NICA: The Neuro-Inspired Computational Architecture for Behavioral Decisions
How does the human brain bridge the gap between a neural signal in the prefrontal cortex and an empirical choice recorded in a survey?
Introducing NICA (Neuro-Inspired Computational Architecture), a conceptual and computational framework I’ve developed to unify my PhD research findings into a single, cohesive model of decision-making.
The Logic of NICA
At its core, NICA is a multi-layered architecture that simulates how humans evaluate trade-offs between waiting time and clinical efficacy. It consists of three primary modules:
- Value Integration (vmPFC): The ventromedial Prefrontal Cortex (vmPFC) acts as the “value hub.” Here, I represent the utility of a vaccine not as a fixed number, but as a dynamically integrated signal that factors in clinical results and the “cost of delay.”
- Evidence Accumulation (DDM): The choice is modeled as a Drift Diffusion Model (DDM). The “drift rate” (the speed at which we move toward a decision) is directly modulated by the neural value signal from the vmPFC.
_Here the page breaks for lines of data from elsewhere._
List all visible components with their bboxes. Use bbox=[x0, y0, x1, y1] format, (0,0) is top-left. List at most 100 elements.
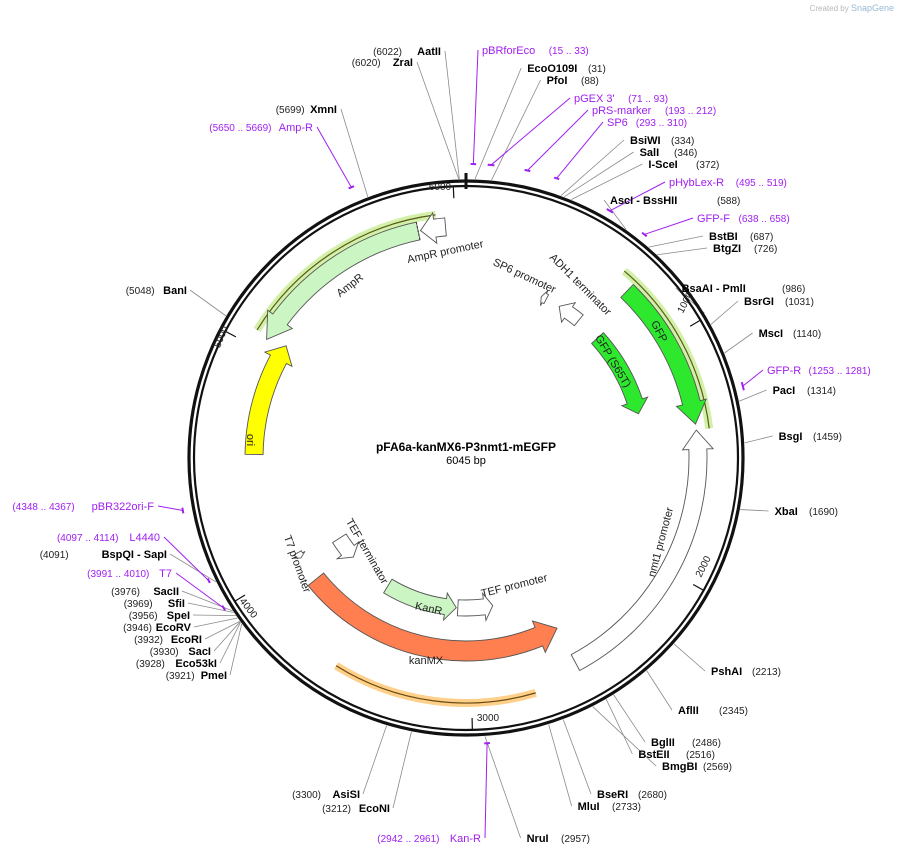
enzyme-aatii: AatII bbox=[417, 46, 441, 58]
primer-gfp-r: GFP-R bbox=[767, 365, 801, 377]
primer-leader bbox=[157, 505, 183, 511]
primer-leader bbox=[472, 49, 479, 165]
primer-phyblex-r: pHybLex-R bbox=[669, 177, 724, 189]
enzyme-bsgi: BsgI bbox=[779, 431, 803, 443]
enzyme-pos: (334) bbox=[671, 136, 694, 147]
enzyme-pos: (2680) bbox=[638, 790, 667, 801]
primer-leader bbox=[644, 217, 694, 235]
enzyme-xmni: XmnI bbox=[310, 104, 337, 116]
enzyme-ecoo109i: EcoO109I bbox=[527, 63, 577, 75]
primer-pgex-3: pGEX 3' bbox=[574, 93, 615, 105]
enzyme-leader bbox=[648, 235, 704, 248]
feature-ampr-promoter bbox=[419, 211, 447, 245]
enzyme-pos: (2733) bbox=[612, 802, 641, 813]
enzyme-pos: (588) bbox=[717, 196, 740, 207]
primer-leader bbox=[609, 181, 666, 212]
enzyme-leader bbox=[213, 621, 241, 652]
tick-mark bbox=[692, 583, 704, 591]
primer-site bbox=[221, 605, 227, 611]
enzyme-leader bbox=[187, 602, 234, 613]
enzyme-pos: (986) bbox=[782, 284, 805, 295]
enzyme-mlui: MluI bbox=[578, 801, 600, 813]
tick-label: 6000 bbox=[429, 182, 452, 193]
feature-highlights bbox=[253, 210, 714, 707]
enzyme-pos: (346) bbox=[674, 148, 697, 159]
enzyme-sali: SalI bbox=[640, 147, 660, 159]
enzyme-xbai: XbaI bbox=[775, 506, 798, 518]
enzyme-leader bbox=[571, 163, 643, 200]
feature-gfp-s65t bbox=[590, 332, 649, 415]
enzyme-nrui: NruI bbox=[527, 833, 549, 845]
primer-pos: (495 .. 519) bbox=[736, 178, 787, 189]
enzyme-bsaai: BsaAI - PmlI bbox=[682, 283, 746, 295]
plasmid-length: 6045 bp bbox=[446, 455, 486, 467]
enzyme-pos: (687) bbox=[750, 232, 773, 243]
enzyme-leader bbox=[444, 50, 460, 180]
feature-label-tef-promoter: TEF promoter bbox=[480, 572, 549, 600]
enzyme-leader bbox=[484, 736, 521, 839]
enzyme-leader bbox=[192, 614, 236, 617]
enzyme-econi: EcoNI bbox=[359, 803, 390, 815]
enzyme-pos: (3300) bbox=[292, 790, 321, 801]
enzyme-pos: (2516) bbox=[686, 750, 715, 761]
enzyme-pos: (4091) bbox=[40, 550, 69, 561]
enzyme-leader bbox=[193, 617, 238, 628]
enzyme-leader bbox=[560, 139, 625, 196]
enzyme-leader bbox=[710, 300, 739, 325]
feature-sp6-promoter bbox=[540, 290, 550, 306]
snapgene-credit: Created by SnapGene bbox=[810, 3, 894, 13]
enzyme-pos: (1314) bbox=[807, 386, 836, 397]
feature-label-ampr-promoter: AmpR promoter bbox=[406, 238, 485, 266]
enzyme-pos: (3932) bbox=[134, 635, 163, 646]
primer-kan-r: Kan-R bbox=[450, 833, 481, 845]
primer-site bbox=[348, 185, 355, 190]
enzyme-pos: (2213) bbox=[752, 667, 781, 678]
enzyme-leader bbox=[739, 389, 767, 402]
enzyme-leader bbox=[603, 199, 627, 230]
primer-pos: (293 .. 310) bbox=[636, 118, 687, 129]
enzyme-bmgbi: BmgBI bbox=[662, 761, 697, 773]
enzyme-pshai: PshAI bbox=[711, 666, 742, 678]
feature-kanr bbox=[383, 578, 457, 622]
feature-label-ori: ori bbox=[244, 434, 256, 446]
enzyme-ecori: EcoRI bbox=[171, 634, 202, 646]
feature-ori bbox=[244, 345, 293, 456]
ampr-highlight-line bbox=[256, 214, 436, 331]
enzyme-leader bbox=[740, 509, 769, 512]
enzyme-leader bbox=[491, 79, 541, 181]
gfp-highlight-line bbox=[623, 270, 710, 429]
enzyme-leader bbox=[229, 623, 243, 676]
enzyme-asci: AscI - BssHII bbox=[610, 195, 677, 207]
primer-gfp-f: GFP-F bbox=[697, 213, 730, 225]
enzyme-pos: (3956) bbox=[129, 611, 158, 622]
feature-label-t7-promoter: T7 promoter bbox=[281, 534, 313, 595]
primer-sp6: SP6 bbox=[607, 117, 628, 129]
enzyme-leader bbox=[724, 332, 753, 354]
feature-nmt1-promoter bbox=[570, 429, 715, 672]
primer-site bbox=[524, 168, 531, 173]
enzyme-pos: (1690) bbox=[809, 507, 838, 518]
enzyme-leader bbox=[219, 622, 241, 664]
enzyme-pos: (2957) bbox=[561, 834, 590, 845]
enzyme-pos: (3930) bbox=[150, 647, 179, 658]
enzyme-leader bbox=[592, 706, 657, 767]
enzyme-pos: (5048) bbox=[126, 286, 155, 297]
primer-pos: (15 .. 33) bbox=[549, 46, 589, 57]
enzyme-pos: (2345) bbox=[719, 706, 748, 717]
enzyme-pos: (3946) bbox=[123, 623, 152, 634]
enzyme-leader bbox=[548, 724, 572, 807]
enzyme-bglii: BglII bbox=[651, 737, 675, 749]
kanmx-highlight-line bbox=[335, 665, 536, 704]
primer-pos: (638 .. 658) bbox=[739, 214, 790, 225]
enzyme-leader bbox=[169, 553, 217, 583]
plasmid-name: pFA6a-kanMX6-P3nmt1-mEGFP bbox=[376, 440, 556, 454]
feature-ampr bbox=[266, 221, 421, 341]
enzyme-pos: (2486) bbox=[692, 738, 721, 749]
feature-arrows bbox=[244, 211, 715, 672]
enzyme-pos: (3969) bbox=[124, 599, 153, 610]
tick-mark bbox=[234, 594, 246, 602]
primer-pbr322ori-f: pBR322ori-F bbox=[92, 501, 155, 513]
tick-label: 3000 bbox=[477, 713, 500, 724]
enzyme-bstbi: BstBI bbox=[709, 231, 738, 243]
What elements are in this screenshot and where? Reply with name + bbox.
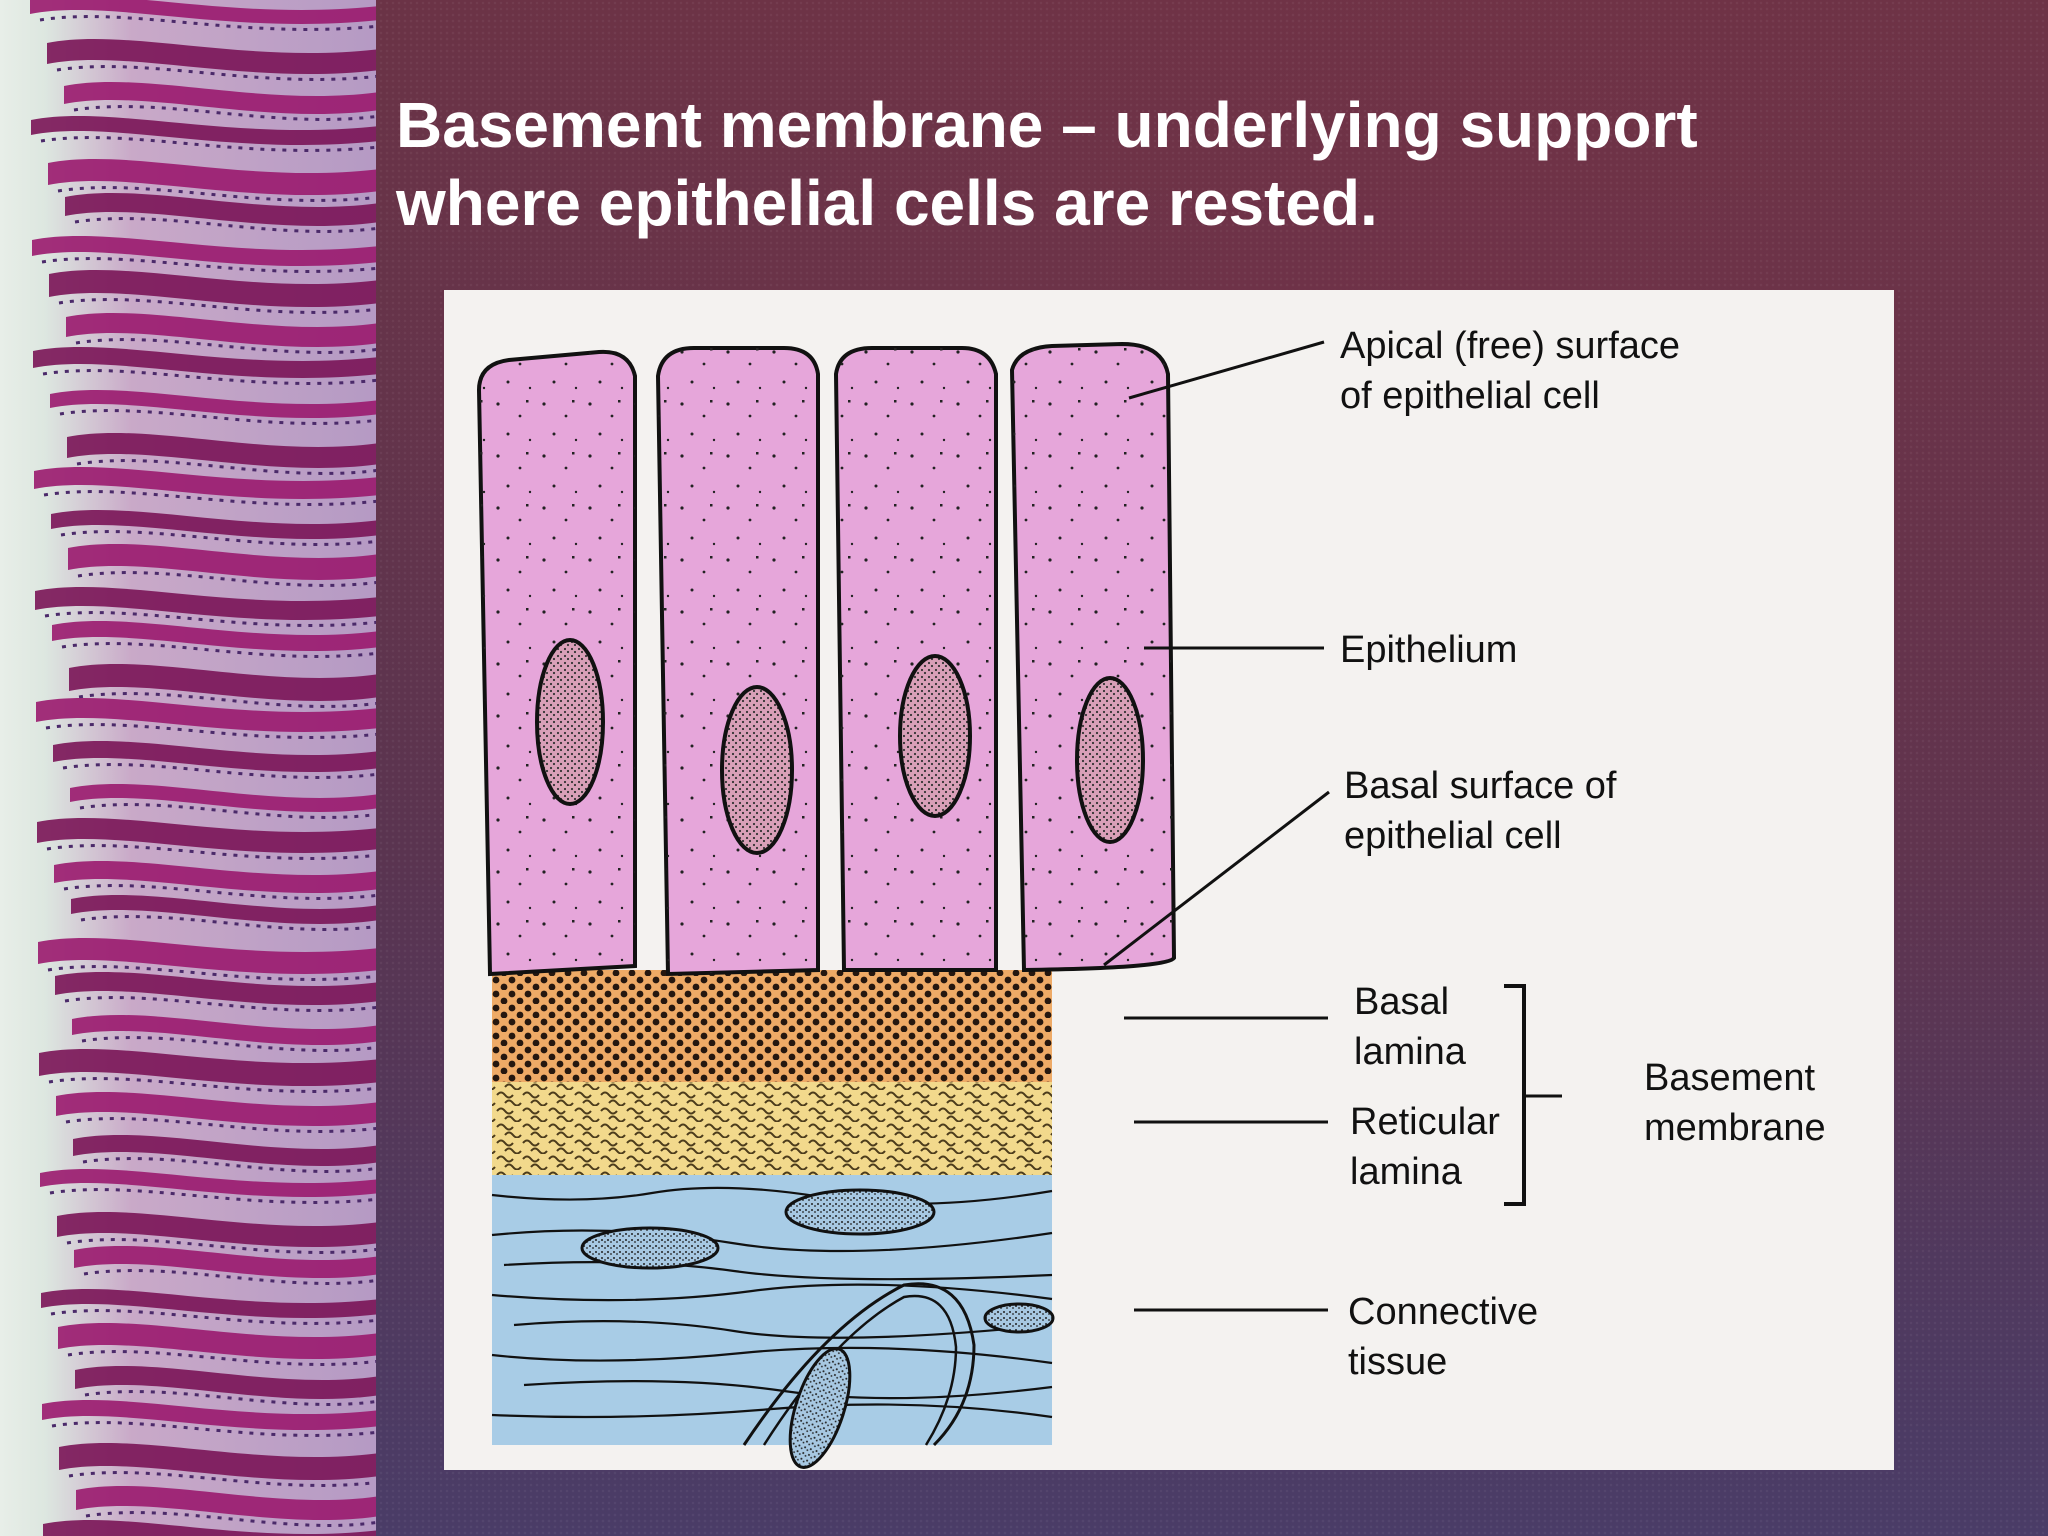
connective-tissue-layer bbox=[491, 1175, 1055, 1469]
label-basal-lamina-line2: lamina bbox=[1354, 1031, 1467, 1073]
epithelial-cell bbox=[476, 349, 637, 977]
label-reticular-lamina-line1: Reticular bbox=[1350, 1101, 1500, 1143]
label-basal-surface-line2: epithelial cell bbox=[1344, 815, 1562, 857]
slide-title: Basement membrane – underlying support w… bbox=[396, 86, 1956, 242]
label-connective-line1: Connective bbox=[1348, 1291, 1538, 1333]
nucleus bbox=[1075, 676, 1145, 844]
label-connective-line2: tissue bbox=[1348, 1341, 1447, 1383]
nucleus bbox=[535, 638, 605, 806]
label-reticular-lamina-line2: lamina bbox=[1350, 1151, 1463, 1193]
histology-micrograph bbox=[0, 0, 376, 1536]
basal-lamina-dots bbox=[492, 970, 1052, 1082]
nucleus bbox=[720, 685, 794, 855]
label-epithelium: Epithelium bbox=[1340, 629, 1517, 671]
epithelial-cell bbox=[655, 346, 820, 977]
epithelium-cells bbox=[476, 341, 1177, 977]
leader-lines bbox=[1103, 340, 1562, 1312]
label-basement-membrane-line1: Basement bbox=[1644, 1057, 1816, 1099]
reticular-lamina-fibers bbox=[492, 1082, 1052, 1175]
nucleus bbox=[898, 654, 972, 818]
label-basement-membrane-line2: membrane bbox=[1644, 1107, 1826, 1149]
label-basal-lamina-line1: Basal bbox=[1354, 981, 1449, 1023]
title-line-2: where epithelial cells are rested. bbox=[396, 167, 1378, 239]
label-apical-line2: of epithelial cell bbox=[1340, 375, 1600, 417]
epithelial-cell bbox=[833, 346, 998, 972]
diagram-panel: Apical (free) surface of epithelial cell… bbox=[444, 290, 1894, 1470]
title-line-1: Basement membrane – underlying support bbox=[396, 89, 1698, 161]
diagram-labels: Apical (free) surface of epithelial cell… bbox=[1340, 325, 1826, 1383]
epithelial-cell bbox=[1009, 341, 1177, 973]
label-apical-line1: Apical (free) surface bbox=[1340, 325, 1680, 367]
label-basal-surface-line1: Basal surface of bbox=[1344, 765, 1617, 807]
- Parameter Injection (Empirical): This is where the NICA framework becomes powerful. It takes the real-world parameters from my dissertation:
- $\kappa = 0.225$: The scaling factor for wait-time sensitivity.
- $\delta = 0.160$: The hyperbolic discounting rate derived from 1,027 respondents in Wuhan.
Validating NICA
When I injected these empirical values into the NICA simulation, the architecture produced a Behavioral Decision Metric (BDM) of 1.29. This value remarkably aligns with the observed choice patterns in the survey data, effectively “closing the loop” between neural architecture and behavioral outcomes.
Furthermore, NICA’s “decoding” of the decision process yields a Monthly Willingness to Accept (MWTA) of 44.8 RMB/month. This provides a concrete economic value for the psychological burden of a one-month delay.
Why This Matters for Behavioral AI
NICA isn’t just a model of human behavior; it’s a blueprint for Behavioral AI Architectures.
As we move toward agents that can truly model human preferences—like the “Digital Familiars” we’re building in OpenClaw—architectures like NICA will be essential. They allow us to create AI that doesn’t just “predict” choice, but “understands” the underlying neural and economic friction that drives it.